San Daniele del Friuli
Prosciutto DOP friulano proveniente dalla piccola città di San Daniele del Friuli. Il dibattito tra Parma e San Daniele rappresenta la distinzione fondamentale tra i salumi italiani.
San Daniele del Friuli è una cittadina collinare di 8.000 abitanti nell'Italia nord-orientale, dove la tradizione del prosciutto è anteriore all'Impero Romano. Il Prosciutto di San Daniele DOP (regolamentato dal 1996) è il secondo prosciutto crudo italiano più famoso dopo quello di Parma ed è ampiamente considerato dai puristi della salumeria italiana il migliore dei due. Fattori distintivi: solo suini nati in Italia e appartenenti a razze autoctone approvate; produzione esclusivamente entro i confini del comune; stagionatura minima di 13 mesi; il piede viene lasciato sulla coscia stagionata (a differenza del prosciutto di Parma, dove viene rimosso); la coscia viene appiattita (la "forma a chitarra" che distingue visivamente il prosciutto di San Daniele dal profilo più arrotondato del prosciutto di Parma).

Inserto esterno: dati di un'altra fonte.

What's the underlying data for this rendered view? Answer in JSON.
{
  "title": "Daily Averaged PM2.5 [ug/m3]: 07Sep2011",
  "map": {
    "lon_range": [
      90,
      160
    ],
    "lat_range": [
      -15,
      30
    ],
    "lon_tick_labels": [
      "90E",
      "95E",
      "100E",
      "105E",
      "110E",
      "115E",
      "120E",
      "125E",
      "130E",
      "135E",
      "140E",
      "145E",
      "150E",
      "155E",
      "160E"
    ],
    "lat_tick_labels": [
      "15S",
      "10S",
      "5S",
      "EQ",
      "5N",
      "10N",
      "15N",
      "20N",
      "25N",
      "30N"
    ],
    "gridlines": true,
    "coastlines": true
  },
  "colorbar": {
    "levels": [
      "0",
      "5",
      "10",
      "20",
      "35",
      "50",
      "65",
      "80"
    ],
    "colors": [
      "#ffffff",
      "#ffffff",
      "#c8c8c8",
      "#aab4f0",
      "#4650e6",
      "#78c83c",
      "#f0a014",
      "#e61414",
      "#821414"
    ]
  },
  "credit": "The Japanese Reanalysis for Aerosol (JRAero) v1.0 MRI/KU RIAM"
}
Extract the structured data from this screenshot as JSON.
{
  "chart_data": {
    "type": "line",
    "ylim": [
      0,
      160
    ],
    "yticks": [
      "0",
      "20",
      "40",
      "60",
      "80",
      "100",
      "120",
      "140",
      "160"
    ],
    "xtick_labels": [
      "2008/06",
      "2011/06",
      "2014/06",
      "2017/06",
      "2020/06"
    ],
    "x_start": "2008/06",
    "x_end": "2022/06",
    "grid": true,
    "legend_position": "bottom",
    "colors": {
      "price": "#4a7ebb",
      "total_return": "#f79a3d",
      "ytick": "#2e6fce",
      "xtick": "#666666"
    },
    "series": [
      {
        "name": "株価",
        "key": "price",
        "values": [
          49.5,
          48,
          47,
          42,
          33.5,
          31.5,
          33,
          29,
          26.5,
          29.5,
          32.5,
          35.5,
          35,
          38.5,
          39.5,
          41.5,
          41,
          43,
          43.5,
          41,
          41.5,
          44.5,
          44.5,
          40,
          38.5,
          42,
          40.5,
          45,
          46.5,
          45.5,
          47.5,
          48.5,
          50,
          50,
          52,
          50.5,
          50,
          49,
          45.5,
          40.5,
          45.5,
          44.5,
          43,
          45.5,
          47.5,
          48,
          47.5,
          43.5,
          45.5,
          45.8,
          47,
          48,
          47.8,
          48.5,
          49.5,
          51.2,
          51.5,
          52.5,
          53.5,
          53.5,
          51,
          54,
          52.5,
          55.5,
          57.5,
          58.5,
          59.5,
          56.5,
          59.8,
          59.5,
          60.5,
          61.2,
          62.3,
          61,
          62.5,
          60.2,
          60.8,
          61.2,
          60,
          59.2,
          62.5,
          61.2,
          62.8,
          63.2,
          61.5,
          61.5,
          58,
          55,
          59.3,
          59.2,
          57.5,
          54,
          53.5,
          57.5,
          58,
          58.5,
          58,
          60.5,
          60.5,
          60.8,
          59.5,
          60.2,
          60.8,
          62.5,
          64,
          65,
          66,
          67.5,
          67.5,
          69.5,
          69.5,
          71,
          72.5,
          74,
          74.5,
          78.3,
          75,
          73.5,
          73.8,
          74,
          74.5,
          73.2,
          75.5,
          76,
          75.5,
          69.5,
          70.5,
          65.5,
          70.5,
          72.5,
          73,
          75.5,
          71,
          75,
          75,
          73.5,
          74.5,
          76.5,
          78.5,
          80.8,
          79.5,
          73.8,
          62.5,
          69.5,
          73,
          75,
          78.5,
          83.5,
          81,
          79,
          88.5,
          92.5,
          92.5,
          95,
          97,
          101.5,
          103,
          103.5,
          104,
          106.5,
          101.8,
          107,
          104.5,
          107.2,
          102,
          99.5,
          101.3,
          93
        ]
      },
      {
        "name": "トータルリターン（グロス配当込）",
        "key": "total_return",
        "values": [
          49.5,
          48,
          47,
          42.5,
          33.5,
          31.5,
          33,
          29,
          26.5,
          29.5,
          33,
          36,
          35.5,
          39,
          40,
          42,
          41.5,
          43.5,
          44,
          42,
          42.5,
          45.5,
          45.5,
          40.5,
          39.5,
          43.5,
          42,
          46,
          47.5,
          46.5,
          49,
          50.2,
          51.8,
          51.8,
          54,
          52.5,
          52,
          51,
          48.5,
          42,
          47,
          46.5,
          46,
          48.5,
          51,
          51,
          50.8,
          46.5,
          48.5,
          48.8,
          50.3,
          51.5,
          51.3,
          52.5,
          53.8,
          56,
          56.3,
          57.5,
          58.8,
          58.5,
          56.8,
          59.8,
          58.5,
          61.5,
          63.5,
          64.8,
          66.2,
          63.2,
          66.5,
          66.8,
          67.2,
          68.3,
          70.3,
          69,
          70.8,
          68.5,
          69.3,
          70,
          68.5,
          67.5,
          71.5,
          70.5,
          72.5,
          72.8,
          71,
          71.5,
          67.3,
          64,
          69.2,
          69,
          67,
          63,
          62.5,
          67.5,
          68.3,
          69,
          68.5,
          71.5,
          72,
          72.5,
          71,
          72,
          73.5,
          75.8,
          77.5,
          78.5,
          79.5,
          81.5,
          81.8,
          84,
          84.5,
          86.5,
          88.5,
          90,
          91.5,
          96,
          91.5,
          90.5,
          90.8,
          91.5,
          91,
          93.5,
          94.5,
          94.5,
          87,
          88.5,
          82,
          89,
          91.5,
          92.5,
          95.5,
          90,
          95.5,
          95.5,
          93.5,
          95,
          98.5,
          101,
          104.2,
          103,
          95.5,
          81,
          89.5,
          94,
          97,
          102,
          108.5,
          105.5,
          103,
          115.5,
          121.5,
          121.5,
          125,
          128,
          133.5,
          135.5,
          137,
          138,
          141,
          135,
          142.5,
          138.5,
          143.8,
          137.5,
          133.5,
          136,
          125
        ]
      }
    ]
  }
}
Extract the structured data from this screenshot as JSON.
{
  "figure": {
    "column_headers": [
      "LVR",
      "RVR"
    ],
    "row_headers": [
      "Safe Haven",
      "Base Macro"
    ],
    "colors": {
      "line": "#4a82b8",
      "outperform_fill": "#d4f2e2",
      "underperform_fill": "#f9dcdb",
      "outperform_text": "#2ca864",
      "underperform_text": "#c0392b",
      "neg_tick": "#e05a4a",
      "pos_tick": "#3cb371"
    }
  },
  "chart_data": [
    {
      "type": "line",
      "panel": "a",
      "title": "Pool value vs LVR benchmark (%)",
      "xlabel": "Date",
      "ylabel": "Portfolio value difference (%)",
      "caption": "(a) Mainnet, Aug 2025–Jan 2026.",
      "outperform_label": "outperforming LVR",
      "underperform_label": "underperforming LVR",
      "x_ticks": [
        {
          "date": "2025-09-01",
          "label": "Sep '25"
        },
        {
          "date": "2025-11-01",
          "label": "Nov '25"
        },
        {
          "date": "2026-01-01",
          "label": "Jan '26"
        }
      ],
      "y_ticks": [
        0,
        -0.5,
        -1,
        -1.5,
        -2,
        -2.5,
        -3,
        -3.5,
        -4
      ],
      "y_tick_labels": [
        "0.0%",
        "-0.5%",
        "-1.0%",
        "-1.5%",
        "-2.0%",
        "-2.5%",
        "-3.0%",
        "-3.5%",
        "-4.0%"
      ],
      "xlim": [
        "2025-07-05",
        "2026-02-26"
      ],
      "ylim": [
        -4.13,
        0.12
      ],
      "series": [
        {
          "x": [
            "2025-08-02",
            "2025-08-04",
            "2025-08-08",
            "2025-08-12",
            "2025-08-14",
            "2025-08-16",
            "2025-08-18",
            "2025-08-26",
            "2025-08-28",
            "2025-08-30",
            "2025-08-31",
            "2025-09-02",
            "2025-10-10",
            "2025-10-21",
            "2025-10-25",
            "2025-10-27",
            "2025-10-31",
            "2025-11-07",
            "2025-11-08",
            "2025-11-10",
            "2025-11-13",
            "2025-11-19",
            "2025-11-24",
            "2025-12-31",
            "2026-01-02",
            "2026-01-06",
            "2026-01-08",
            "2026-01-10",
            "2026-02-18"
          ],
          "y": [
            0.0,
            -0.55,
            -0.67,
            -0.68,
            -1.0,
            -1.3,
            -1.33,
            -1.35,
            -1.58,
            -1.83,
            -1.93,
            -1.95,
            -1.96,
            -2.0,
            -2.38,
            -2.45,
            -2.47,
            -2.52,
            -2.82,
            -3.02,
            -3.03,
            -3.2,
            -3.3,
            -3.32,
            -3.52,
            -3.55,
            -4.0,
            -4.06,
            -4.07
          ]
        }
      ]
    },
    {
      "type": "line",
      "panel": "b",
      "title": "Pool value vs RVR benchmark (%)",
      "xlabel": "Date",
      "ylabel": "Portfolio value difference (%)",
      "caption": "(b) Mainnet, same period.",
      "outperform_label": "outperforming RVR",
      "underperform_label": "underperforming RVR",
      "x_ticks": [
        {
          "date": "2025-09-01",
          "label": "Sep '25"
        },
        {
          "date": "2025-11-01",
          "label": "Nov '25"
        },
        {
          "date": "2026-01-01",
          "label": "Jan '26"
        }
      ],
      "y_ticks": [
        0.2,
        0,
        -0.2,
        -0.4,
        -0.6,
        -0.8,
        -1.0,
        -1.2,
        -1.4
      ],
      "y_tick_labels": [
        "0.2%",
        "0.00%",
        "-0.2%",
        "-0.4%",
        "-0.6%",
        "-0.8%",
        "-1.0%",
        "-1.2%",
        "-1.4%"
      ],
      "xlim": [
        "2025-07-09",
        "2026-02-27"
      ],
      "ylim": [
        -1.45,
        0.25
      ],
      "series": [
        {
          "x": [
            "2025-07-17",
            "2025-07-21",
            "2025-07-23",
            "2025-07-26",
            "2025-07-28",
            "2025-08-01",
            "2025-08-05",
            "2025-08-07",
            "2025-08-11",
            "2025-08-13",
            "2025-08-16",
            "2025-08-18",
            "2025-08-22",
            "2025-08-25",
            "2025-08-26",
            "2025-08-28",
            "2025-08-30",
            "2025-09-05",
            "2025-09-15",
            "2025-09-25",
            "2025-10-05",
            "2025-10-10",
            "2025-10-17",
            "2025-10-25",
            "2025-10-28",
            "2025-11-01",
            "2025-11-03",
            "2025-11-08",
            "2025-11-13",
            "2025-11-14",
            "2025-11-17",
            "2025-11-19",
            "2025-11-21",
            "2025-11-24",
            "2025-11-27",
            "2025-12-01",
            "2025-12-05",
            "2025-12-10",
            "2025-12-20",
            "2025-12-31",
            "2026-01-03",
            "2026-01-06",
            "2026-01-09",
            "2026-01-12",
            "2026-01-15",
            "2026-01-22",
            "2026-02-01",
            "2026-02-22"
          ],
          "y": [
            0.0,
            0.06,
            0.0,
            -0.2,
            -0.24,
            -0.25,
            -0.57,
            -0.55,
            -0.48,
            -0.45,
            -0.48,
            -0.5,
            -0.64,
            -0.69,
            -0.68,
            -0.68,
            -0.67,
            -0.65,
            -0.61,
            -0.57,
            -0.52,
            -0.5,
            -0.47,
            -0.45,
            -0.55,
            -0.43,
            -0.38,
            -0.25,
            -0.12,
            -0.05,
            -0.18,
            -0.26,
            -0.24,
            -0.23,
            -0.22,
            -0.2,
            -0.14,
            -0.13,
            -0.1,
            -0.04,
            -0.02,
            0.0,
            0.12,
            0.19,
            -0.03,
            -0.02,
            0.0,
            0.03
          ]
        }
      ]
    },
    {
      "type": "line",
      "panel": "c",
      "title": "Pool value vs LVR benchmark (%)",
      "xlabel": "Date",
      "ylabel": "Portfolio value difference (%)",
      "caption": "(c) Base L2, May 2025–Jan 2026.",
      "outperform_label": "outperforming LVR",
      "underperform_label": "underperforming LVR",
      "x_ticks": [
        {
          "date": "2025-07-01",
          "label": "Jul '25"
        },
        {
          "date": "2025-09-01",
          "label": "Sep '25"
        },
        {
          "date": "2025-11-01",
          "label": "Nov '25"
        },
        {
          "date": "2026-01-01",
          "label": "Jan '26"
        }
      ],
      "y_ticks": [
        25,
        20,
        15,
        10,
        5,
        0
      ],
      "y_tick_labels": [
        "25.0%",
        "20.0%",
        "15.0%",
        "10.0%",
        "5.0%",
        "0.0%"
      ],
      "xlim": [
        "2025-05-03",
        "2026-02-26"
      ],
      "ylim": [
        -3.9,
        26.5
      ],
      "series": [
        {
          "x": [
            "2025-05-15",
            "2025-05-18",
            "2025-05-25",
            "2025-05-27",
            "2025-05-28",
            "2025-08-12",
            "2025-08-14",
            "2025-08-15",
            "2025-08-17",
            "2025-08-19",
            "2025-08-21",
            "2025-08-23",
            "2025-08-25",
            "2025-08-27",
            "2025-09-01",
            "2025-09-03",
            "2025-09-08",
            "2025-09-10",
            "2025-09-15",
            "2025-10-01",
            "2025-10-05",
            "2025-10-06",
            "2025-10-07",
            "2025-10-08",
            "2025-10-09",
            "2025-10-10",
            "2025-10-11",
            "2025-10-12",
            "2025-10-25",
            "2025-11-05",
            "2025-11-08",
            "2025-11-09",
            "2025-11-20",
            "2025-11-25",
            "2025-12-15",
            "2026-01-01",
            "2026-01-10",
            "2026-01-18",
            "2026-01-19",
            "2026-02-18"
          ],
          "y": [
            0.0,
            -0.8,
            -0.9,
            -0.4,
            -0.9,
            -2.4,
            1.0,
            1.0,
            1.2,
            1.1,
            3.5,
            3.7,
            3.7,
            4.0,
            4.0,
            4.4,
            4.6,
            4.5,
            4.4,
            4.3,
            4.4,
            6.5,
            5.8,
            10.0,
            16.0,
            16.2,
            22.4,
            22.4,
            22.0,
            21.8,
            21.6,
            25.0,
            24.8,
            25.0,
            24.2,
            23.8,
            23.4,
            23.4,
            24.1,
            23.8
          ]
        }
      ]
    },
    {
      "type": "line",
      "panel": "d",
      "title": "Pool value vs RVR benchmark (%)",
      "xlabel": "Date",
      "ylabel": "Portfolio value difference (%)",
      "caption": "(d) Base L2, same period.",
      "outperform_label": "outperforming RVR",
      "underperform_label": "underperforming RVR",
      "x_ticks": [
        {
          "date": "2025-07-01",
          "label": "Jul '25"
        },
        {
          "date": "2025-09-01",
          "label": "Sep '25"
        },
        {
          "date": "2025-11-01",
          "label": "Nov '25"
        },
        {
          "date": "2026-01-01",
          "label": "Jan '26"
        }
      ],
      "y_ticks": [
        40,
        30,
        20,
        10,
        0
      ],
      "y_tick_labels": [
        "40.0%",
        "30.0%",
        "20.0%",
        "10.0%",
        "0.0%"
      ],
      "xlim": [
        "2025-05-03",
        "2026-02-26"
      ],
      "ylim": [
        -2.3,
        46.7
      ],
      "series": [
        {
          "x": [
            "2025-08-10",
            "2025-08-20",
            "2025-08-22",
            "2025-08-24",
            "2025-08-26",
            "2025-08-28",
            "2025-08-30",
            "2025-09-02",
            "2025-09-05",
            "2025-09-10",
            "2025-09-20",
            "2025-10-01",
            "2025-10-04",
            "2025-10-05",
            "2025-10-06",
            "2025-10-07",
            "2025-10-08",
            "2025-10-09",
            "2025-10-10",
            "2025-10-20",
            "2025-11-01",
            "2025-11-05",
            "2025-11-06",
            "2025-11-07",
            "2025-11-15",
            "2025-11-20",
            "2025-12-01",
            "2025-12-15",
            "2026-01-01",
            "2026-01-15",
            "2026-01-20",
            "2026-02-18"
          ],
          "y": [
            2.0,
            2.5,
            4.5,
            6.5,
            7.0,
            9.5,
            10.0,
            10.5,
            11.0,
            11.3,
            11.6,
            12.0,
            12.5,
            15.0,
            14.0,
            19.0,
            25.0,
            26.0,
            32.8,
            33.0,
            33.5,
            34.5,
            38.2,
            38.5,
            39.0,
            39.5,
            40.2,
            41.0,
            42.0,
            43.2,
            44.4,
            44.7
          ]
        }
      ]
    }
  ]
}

Il sapore è più dolce e meno salato rispetto al Parma, con una dolcezza più pronunciata dovuta alla stagionatura più lunga e al particolare microclima. La scala di produzione è significativamente inferiore a quella del Parma (circa 2,5 milioni di cosce all'anno contro i 9 milioni del Parma), il che rende San Daniele l'alternativa artigianale nel panorama italiano dei salumi interi stagionati a secco.